PARIS : Coût environnemental, la méthode de base est là
Partager :

PARIS : Coût environnemental, la méthode de base est là
Le 13 mai 2026, le CGDD (Commissariat général au développement durable, direction du ministère de la Transition écologique) et l’Ademe publiaient la méthode de calcul du coût environnemental des produits alimentaires.

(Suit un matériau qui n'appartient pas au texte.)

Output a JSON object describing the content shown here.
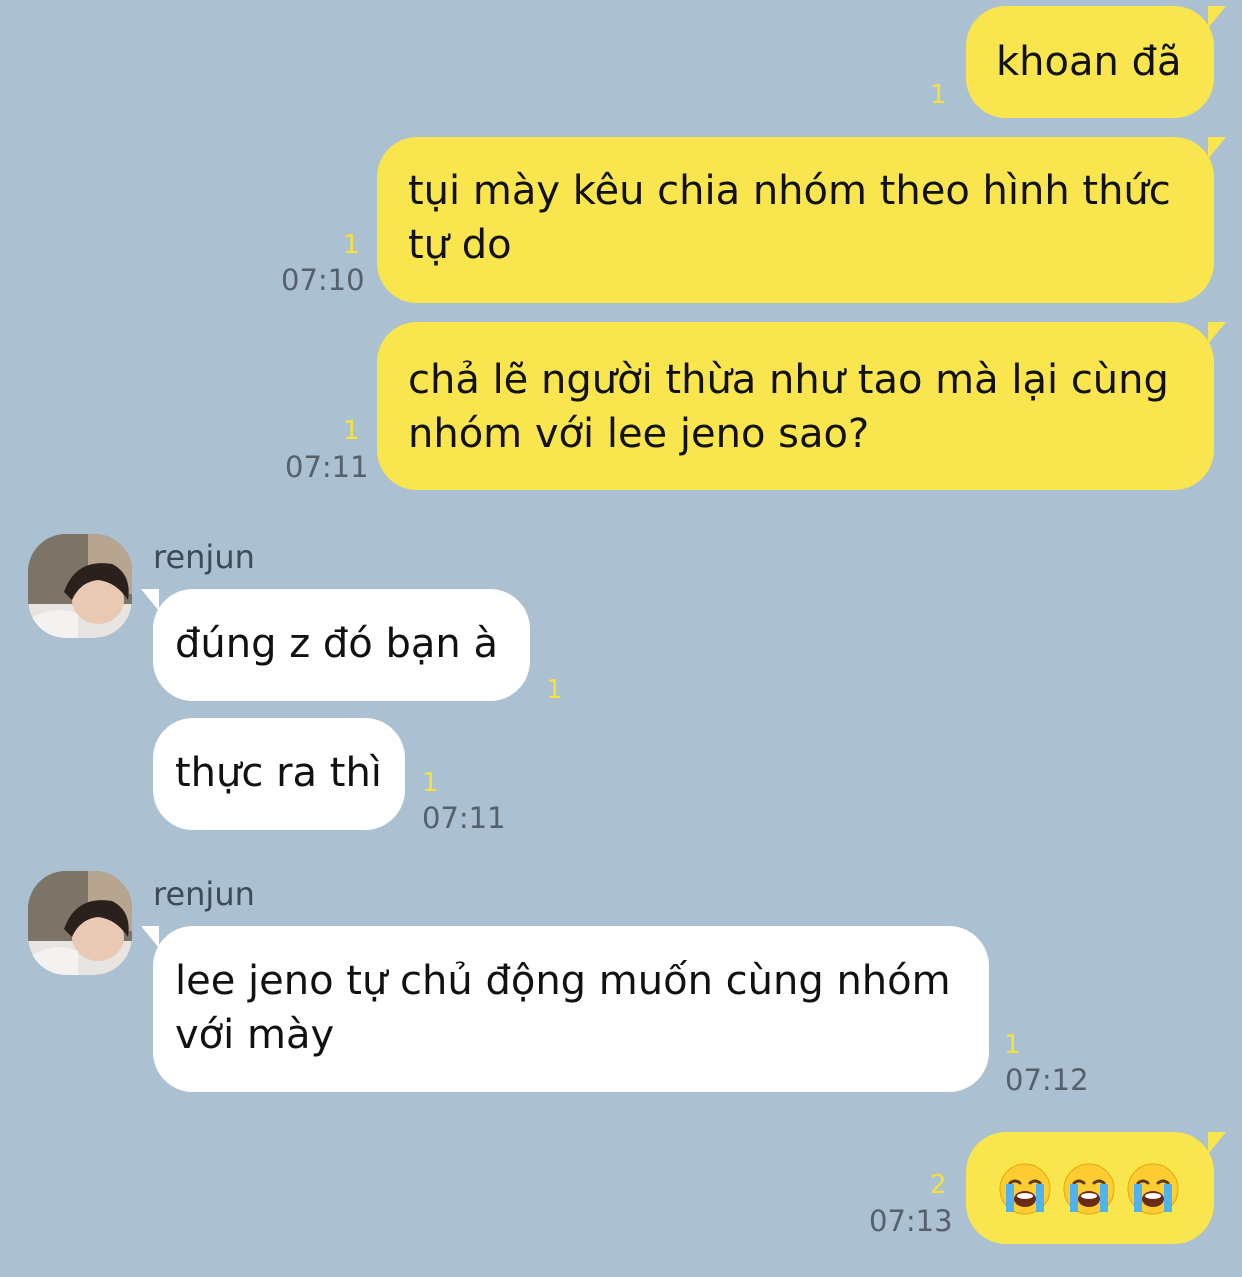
{
  "colors": {
    "background": "#abc1d1",
    "my_bubble": "#f9e54d",
    "their_bubble": "#ffffff",
    "unread_count": "#f5e23a",
    "timestamp": "#55606b"
  },
  "messages": [
    {
      "from": "me",
      "text": "khoan đã",
      "unread": "1",
      "time": ""
    },
    {
      "from": "me",
      "text": "tụi mày kêu chia nhóm theo hình thức\ntự do",
      "unread": "1",
      "time": "07:10"
    },
    {
      "from": "me",
      "text": "chả lẽ người thừa như tao mà lại cùng\nnhóm với lee jeno sao?",
      "unread": "1",
      "time": "07:11"
    },
    {
      "from": "them",
      "sender": "renjun",
      "text": "đúng z đó bạn à",
      "unread": "1",
      "time": ""
    },
    {
      "from": "them",
      "text": "thực ra thì",
      "unread": "1",
      "time": "07:11"
    },
    {
      "from": "them",
      "sender": "renjun",
      "text": "lee jeno tự chủ động muốn cùng nhóm\nvới mày",
      "unread": "1",
      "time": "07:12"
    },
    {
      "from": "me",
      "emojis": [
        "loudly-crying-face",
        "loudly-crying-face",
        "loudly-crying-face"
      ],
      "unread": "2",
      "time": "07:13"
    }
  ]
}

Cinq ans après que la loi Climat et Résilience (août 2021) a posé le principe d’un affichage environnemental obligatoire, et six après les premières expérimentations pilotées par l’Ademe en 2020. La méthode est stabilisée. Elle n’est pas encore une norme opposable.
Ce que la méthode fait, et fait bien
Le score repose sur une analyse de cycle de vie (ACV) adossée au référentiel PEF européen (Product Environmental Footprint – méthode de la Commission européenne pour mesurer les impacts environnementaux sur l’ensemble du cycle de vie d’un produit), enrichie de quatre compléments hors ACV construits pour mieux intégrer la biodiversité : haies, taille des parcelles, diversité culturale, prairies.
L’outil de calcul central est Ecobalyse, adossé à Agribalyse – base de données publique cogérée par l’Ademe et l’Inrae depuis 2009, qui recense les impacts environnementaux de plusieurs milliers d’aliments selon une méthodologie ACV scientifiquement validée. Sa robustesse tient à ce double ancrage institutionnel et à dix-sept ans d’enrichissement continu. Sa contrainte tient à sa nature même : des données de référence moyennées par catégorie de produit, non les données réelles de chaque producteur.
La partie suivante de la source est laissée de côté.